Иваница тем временем уже приближался к воротам. Он забыл и о проруби, и о ледяной воде, и о своем нырянии под лед, когда сердце зашлось, дыхание перехватило и он уже не верил, что где-то есть свежий ветер, трескучий мороз, желтоватое солнце под пущами, женский смех. Но ведь сумел проплыть подо льдом и выскочить наружу, и вот он уже мчался, будто молодой вепрь, в город, задыхался уже не от ледяных тисков озерной воды, а от избытка тепла, которое неведомо откуда и бралось у Иваницы. Он расстегнул шубейку, сдвинул на самый затылок шапку, тепло, казалось, выбивалось из-под этой шапки, он то и дело передвигал ее на бегу, - ничто не помогало.
"Вот уж! - подумал Иваница. Так и умру от бега. А остановишься замерзнешь в сосульку".
Привратные берладники не остановили его. Раз бежит мокрый, стало быть, человек побывал в проруби и, следовательно, наш. Иваница не спрашивал у них о Кузьме, потому что и так надеялся узнать, уже вскочив в город, а если начнешь расспросы у ворот, можешь вызвать подозрение и люди тотчас же догадаются, что ты чужой, тогда все его намерение провалится и получится, что принял он ледяную купель просто ради собственной дурости.
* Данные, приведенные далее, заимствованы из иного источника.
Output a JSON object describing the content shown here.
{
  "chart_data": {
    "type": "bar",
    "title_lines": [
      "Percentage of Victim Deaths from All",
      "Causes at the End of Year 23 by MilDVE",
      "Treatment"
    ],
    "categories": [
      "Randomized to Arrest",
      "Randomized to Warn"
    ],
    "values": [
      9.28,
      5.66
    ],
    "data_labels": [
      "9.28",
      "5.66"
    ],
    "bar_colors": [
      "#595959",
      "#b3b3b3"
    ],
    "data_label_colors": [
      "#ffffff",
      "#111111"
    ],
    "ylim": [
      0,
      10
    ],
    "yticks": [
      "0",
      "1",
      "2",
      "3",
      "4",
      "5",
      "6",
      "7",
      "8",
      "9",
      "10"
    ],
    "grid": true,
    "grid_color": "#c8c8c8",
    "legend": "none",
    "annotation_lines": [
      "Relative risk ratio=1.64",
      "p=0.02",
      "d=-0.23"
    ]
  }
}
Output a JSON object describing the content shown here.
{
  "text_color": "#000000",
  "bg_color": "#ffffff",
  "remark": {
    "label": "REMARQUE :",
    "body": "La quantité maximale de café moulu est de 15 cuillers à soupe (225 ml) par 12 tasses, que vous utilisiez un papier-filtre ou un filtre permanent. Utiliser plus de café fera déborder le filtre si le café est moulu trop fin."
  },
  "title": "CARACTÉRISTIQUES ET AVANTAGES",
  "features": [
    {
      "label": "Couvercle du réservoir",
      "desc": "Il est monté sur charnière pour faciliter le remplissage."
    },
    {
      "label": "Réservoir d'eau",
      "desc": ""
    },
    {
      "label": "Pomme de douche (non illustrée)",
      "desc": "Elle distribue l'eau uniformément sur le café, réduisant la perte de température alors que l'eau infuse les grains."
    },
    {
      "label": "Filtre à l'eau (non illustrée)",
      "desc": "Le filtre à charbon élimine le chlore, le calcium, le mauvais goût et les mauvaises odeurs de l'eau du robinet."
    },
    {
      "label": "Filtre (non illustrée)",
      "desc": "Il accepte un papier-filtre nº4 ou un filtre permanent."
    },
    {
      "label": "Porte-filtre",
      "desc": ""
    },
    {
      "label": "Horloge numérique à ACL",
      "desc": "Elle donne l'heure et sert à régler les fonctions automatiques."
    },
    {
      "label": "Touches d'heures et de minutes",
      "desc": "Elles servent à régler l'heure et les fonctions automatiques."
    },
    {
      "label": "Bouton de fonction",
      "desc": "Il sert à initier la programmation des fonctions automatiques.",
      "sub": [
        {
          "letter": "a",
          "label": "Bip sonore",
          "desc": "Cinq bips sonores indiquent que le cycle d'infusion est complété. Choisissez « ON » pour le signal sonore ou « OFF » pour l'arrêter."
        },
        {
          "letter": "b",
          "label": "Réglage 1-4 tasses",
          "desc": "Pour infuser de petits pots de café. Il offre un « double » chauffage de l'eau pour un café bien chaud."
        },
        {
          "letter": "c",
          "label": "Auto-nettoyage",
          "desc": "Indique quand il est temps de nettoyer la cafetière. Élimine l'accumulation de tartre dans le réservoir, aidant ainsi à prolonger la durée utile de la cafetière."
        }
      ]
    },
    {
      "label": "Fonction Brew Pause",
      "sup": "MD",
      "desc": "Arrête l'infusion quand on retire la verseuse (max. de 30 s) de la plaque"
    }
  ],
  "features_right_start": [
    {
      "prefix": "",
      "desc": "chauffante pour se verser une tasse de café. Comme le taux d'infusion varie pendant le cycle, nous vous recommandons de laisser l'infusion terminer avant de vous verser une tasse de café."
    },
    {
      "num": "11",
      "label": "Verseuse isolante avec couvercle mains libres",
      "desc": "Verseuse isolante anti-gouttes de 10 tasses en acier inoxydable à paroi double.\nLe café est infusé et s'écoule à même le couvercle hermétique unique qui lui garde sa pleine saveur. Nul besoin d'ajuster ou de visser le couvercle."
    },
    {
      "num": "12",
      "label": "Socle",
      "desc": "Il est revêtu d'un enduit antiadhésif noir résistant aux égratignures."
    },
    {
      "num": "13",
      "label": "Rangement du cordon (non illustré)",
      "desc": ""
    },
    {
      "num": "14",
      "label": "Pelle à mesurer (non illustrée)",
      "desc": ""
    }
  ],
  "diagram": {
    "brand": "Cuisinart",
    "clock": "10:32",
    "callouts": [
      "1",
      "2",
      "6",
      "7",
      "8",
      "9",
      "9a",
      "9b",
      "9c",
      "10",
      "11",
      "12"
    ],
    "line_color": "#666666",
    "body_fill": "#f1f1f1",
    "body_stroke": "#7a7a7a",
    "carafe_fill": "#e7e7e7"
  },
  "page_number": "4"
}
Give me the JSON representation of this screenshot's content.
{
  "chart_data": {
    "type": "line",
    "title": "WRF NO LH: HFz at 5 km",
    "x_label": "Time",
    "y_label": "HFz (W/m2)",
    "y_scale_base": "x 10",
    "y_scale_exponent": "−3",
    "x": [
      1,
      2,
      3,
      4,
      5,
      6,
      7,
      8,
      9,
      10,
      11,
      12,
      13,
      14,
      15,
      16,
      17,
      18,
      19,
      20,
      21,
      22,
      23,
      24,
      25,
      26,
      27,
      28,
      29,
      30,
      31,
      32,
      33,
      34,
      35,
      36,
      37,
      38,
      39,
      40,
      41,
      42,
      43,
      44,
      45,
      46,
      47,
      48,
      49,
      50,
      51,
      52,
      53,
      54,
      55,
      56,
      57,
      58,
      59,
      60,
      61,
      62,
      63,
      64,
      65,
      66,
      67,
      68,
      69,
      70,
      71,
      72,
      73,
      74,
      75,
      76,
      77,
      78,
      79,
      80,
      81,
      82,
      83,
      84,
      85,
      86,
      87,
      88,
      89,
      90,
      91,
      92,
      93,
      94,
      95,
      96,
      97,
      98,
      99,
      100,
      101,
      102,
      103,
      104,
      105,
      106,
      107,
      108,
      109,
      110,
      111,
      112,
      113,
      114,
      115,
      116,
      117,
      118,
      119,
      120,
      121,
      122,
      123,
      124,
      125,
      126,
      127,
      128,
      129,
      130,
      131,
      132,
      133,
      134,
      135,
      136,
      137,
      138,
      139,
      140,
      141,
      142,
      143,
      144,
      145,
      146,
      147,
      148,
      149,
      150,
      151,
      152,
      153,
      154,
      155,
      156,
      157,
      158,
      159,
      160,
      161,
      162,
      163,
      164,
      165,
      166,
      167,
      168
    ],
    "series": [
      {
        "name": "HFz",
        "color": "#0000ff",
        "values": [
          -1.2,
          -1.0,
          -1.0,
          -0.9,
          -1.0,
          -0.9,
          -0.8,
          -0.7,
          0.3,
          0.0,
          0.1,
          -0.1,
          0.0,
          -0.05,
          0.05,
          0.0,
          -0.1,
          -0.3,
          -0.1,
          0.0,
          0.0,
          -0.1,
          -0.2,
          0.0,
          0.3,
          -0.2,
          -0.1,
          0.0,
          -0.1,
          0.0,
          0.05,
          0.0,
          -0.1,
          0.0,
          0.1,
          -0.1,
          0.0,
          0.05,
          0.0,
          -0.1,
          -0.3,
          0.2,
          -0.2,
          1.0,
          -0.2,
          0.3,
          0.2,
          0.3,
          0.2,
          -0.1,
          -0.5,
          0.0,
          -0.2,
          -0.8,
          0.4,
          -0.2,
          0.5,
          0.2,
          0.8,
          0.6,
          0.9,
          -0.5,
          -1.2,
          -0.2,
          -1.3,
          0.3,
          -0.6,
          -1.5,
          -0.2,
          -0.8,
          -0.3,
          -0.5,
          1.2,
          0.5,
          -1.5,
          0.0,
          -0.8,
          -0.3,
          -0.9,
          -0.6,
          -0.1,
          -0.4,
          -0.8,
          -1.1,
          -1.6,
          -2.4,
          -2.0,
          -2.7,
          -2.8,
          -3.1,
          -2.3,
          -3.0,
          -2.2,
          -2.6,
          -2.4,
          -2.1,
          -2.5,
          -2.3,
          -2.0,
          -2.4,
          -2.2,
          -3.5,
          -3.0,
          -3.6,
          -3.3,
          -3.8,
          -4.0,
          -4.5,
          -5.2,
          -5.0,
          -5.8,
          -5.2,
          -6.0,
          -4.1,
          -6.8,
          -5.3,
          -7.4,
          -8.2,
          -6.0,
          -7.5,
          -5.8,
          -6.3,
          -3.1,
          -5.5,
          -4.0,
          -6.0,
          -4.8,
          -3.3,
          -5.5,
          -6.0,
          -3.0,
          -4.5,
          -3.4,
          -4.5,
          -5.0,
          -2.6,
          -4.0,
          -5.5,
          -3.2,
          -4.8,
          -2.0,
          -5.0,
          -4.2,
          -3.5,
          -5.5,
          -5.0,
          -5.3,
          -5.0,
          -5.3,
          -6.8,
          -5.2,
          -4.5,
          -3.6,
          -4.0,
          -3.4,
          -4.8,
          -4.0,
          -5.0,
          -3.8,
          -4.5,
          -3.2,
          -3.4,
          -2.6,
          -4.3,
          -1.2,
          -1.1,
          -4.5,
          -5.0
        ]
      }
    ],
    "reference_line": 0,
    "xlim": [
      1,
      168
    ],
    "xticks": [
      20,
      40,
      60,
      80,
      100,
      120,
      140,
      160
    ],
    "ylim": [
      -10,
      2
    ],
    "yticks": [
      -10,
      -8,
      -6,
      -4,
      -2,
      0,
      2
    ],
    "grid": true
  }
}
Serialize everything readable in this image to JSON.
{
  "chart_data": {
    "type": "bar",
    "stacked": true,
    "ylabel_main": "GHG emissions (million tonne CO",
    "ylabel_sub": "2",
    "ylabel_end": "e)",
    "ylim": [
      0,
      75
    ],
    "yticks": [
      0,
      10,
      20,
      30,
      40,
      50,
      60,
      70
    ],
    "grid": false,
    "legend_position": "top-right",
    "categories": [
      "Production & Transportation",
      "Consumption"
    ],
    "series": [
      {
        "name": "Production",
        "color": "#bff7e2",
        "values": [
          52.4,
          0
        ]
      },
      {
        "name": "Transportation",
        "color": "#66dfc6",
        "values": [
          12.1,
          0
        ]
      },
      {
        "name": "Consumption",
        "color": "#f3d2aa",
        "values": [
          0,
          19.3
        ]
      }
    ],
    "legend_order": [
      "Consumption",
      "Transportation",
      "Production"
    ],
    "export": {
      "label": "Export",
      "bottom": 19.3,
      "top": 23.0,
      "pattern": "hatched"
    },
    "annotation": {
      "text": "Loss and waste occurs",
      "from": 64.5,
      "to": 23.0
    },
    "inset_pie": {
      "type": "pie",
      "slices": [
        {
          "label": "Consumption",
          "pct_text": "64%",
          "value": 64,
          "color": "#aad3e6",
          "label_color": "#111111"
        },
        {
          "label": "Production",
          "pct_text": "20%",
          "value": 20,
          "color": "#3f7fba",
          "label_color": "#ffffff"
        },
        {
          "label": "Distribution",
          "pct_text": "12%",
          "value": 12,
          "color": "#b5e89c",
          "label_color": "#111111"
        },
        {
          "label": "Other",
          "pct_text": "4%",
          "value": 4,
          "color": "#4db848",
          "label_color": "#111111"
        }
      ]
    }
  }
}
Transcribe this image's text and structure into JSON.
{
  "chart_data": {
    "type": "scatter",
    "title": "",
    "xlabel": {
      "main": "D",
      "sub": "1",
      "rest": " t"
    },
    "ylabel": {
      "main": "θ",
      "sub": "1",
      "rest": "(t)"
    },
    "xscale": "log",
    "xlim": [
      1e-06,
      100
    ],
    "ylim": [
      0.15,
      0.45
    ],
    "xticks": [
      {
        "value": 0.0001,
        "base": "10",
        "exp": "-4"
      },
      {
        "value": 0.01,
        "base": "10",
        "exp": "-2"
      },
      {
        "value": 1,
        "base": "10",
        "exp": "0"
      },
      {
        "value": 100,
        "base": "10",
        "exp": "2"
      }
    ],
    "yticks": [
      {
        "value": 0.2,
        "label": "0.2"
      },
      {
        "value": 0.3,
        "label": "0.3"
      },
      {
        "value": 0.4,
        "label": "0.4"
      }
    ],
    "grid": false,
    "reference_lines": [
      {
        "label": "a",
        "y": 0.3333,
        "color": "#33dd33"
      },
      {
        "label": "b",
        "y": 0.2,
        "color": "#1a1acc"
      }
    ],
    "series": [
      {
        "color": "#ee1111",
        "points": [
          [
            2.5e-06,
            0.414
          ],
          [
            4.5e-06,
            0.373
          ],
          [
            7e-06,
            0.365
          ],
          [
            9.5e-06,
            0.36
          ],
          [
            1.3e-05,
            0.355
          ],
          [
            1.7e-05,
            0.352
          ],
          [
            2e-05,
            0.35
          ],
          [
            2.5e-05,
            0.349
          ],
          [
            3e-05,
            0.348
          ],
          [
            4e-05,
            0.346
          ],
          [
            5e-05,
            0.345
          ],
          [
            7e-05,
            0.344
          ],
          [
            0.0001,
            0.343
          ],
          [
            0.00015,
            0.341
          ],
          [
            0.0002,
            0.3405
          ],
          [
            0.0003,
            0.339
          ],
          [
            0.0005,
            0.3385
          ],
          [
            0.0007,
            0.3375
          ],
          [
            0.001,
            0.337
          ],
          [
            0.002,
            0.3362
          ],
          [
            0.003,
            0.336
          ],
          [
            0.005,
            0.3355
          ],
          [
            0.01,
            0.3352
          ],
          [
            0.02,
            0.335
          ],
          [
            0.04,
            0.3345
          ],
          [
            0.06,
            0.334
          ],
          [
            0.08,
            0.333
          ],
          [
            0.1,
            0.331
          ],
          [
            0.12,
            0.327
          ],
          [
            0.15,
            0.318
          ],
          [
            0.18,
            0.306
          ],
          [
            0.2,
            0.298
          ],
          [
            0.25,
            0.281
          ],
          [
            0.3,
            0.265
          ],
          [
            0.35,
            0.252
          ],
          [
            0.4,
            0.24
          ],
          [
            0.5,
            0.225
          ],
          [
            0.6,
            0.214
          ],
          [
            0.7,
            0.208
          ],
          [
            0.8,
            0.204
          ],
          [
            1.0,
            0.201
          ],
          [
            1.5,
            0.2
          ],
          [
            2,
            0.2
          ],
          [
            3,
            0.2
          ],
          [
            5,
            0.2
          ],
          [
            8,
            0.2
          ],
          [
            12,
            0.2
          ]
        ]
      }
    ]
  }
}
Но, влетев в город берладницкий, Иваница тотчас же и пожалел, что не прибег к расспросам у ворот. Потому что город этот, собственно, и не город был, а нечто такое, чего Иванице в его странствиях еще никогда не приходилось видеть. Тут все было не так. Правда, было торговище. Начиналось, собственно, от самых ворот и тянулось чуть ли не до противоположного вала. Посредине торговища, точнее, посредине большой площади стояла церковь, тоже как чуть ли не в каждом порядочном городе, но ведь какая церковь! Не деревянная, старая или новая, пышная или убогая, а из белого камня, вся в причудливой резьбе от земли и до купола; даже в Киеве не видел Иваница таких церквей, а уж в Киеве, казалось, должно быть все, что есть на свете белом. Но не церковь привлекала внимание Иваницы, он едва взглянул на дом божий, мимоходом, не до белого камня и не до резьбы ему было; он хотел найти Кузьму, а где его мог тут найти, этого уже никто бы ему, наверное, не сказал. Начать хотя бы с того, что Иваница нигде не видел ни единой души. Ни людской, ни собачьей. Так, будто все, что жило и должно было жить в этом городе, вышло туда, на лед, собралось вокруг Ивана Берладника, а здесь лишь невидимые духи топили печи, пуская в зимнее холодное небо теплые сизые дымы. А печи? Иваница считал их всегда принадлежностью человеческого жилья. Так где же оно в этом городе? Ни тебе хижин, ни богатых дворов, ни княжеских палат, площадь обставлена какими-то длинными приземистыми строениями, похожими то ли на конюшни для коней, то ли на какие-то временные пристанища для дружины, как это иногда ставится в далеких походах, когда возникает продолжительная задержка. Однако временности здесь не было, ибо все построено из прочного, надежного дерева, имело на себе следы украшения, какую-то тоже резьбу вокруг дверей и окон, затянутых прозрачной пленкой, но все было таким безнадежно одинаковым, будто сооружалось не для жилья людского, а для ночных блужданий лунатиков. И над крышами всех этих похожих одно на другое строений одинаково отвесно поднимались одинаково теплые дымы, - стало быть, там кто-то сидел и подкладывал дрова в огонь? Не поймешь, где есть люди, а где их нет. Всюду они есть, тогда где же искать Кузьму?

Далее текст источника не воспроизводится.